Software Development Linkopedia September 2018

Here is our monthly selection of knowledge on programming, software testing and project management. This month you will find some interesting information and opinions about Agile, product owners, flexible software testing, team discipline, clean software architecture, java vulnerabilities and delivering value.

Text: Developers Should Abandon Agile
Text: We are All Product Owners! An Impact Guide for Engineers
Text: 9 quick ideas for flexible testing
Text: Great Development Teams Have a Culture of Discipline
Text: What makes someone have “impact” anyway?
Text: AI Failure Story: Paying a Heavy Price for Test Strategy Errors
Text: Why a Product Owner Proxy is Key in Software Development Projects

Video: Who Wants to Test Anyway?
Video: A Guide to Designing a Clean Software Architecture
Video: Is Boilerplate Code Really so Bad?
Video: Top 10 Vulnerabilities of Java Apps
Video: Star Trek: BDD Enterprise
Video: Are You Really Delivering Value?

Book Review: Project Myopia. Projects have been the main working mode of software development activities since the beginning of computers. According to Allan Kelly, it is however not the best mode to develop software. He fosters the #noproject movement to fight project myopia that he defines as the “belief that the project model is the only way of managing business change and development.”

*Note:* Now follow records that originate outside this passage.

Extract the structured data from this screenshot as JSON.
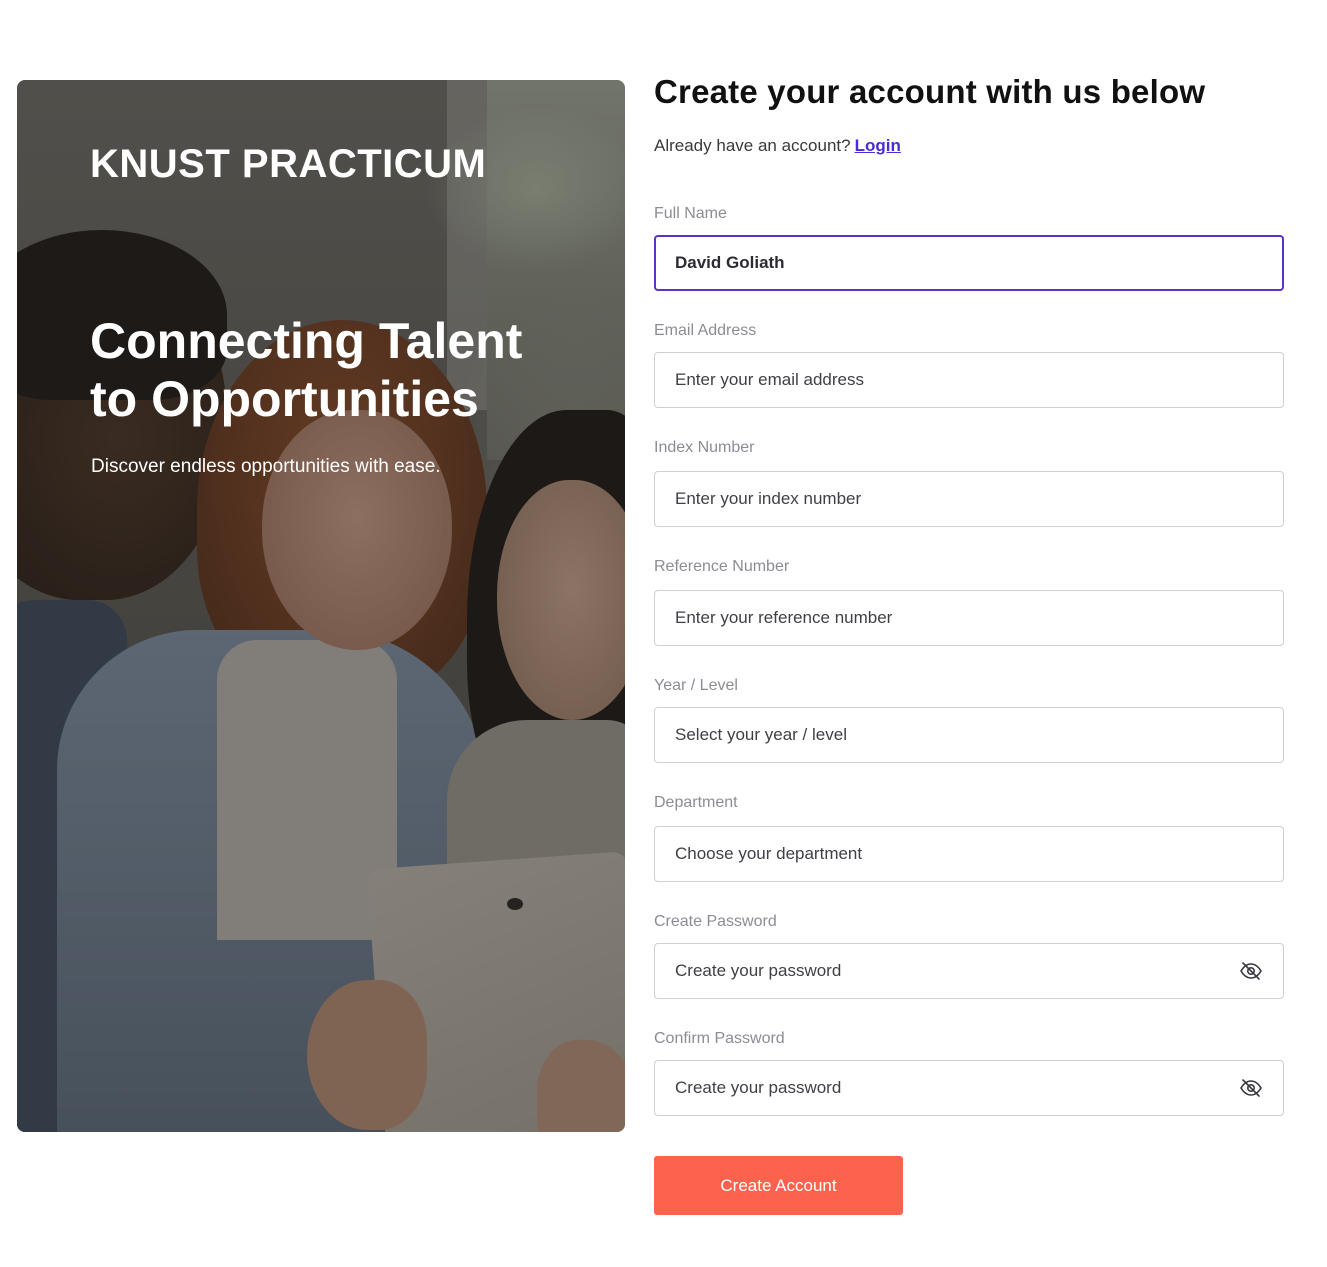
{
  "hero": {
    "brand": "KNUST PRACTICUM",
    "title_line1": "Connecting Talent",
    "title_line2": "to Opportunities",
    "subtitle": "Discover endless opportunities with ease."
  },
  "form": {
    "heading": "Create your account with us below",
    "login_prompt": "Already have an account?",
    "login_link": "Login",
    "fields": [
      {
        "label": "Full Name",
        "value": "David Goliath"
      },
      {
        "label": "Email Address",
        "placeholder": "Enter your email address"
      },
      {
        "label": "Index Number",
        "placeholder": "Enter your index number"
      },
      {
        "label": "Reference Number",
        "placeholder": "Enter your reference number"
      },
      {
        "label": "Year / Level",
        "placeholder": "Select your year / level"
      },
      {
        "label": "Department",
        "placeholder": "Choose your department"
      },
      {
        "label": "Create Password",
        "placeholder": "Create your password",
        "icon": "eye-off-icon"
      },
      {
        "label": "Confirm Password",
        "placeholder": "Create your password",
        "icon": "eye-off-icon"
      }
    ],
    "submit_label": "Create Account"
  },
  "colors": {
    "accent": "#fd624f",
    "link": "#4b2bd6",
    "focus_border": "#5b33c8"
  }
}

Tools: ArchUnit is a free, simple and extensible library for checking the architecture of your Java code using any plain Java unit test framework. That is, ArchUnit can check dependencies between packages and classes, layers and slices, check for cyclic dependencies and more. It does so by analyzing given Java bytecode, importing all classes into a Java code structure.
Tools: Muse is a framework for visually building and running automated website tests with the goal of maximizing productivity and maintainability while minizing coding requirements. Test scripts are created as data (rather than code) that can be easily manipulated by other tools, such as the MuseIDE. It is designed to provide the flexibility, extensibility and maintainability that is frequently missing from high-level test development tools.
Tools: Using Commercial Scrum Tools for Free If the development of open source Scrum tools was in vogue some years ago, a lot of these projects have now been abandoned. Some are still active, but this is because their development is sponsored by a commercial hosted option. There is however an alternative to manage your Agile software development projects if you have a low budget… and a small team. Some providers of commercial Scrum tools provide a free version of their software with some limitations.
Tools: Commercial and Open Source JMeter Plugins The Apache JMeter is an open source load testing tool developed by the Apache Foundation that can be used to test performance both on static and dynamic resources. It can be used to simulate a heavy load on a server and also some functional testing. JMeter has an open architecture that can be extended with plugins.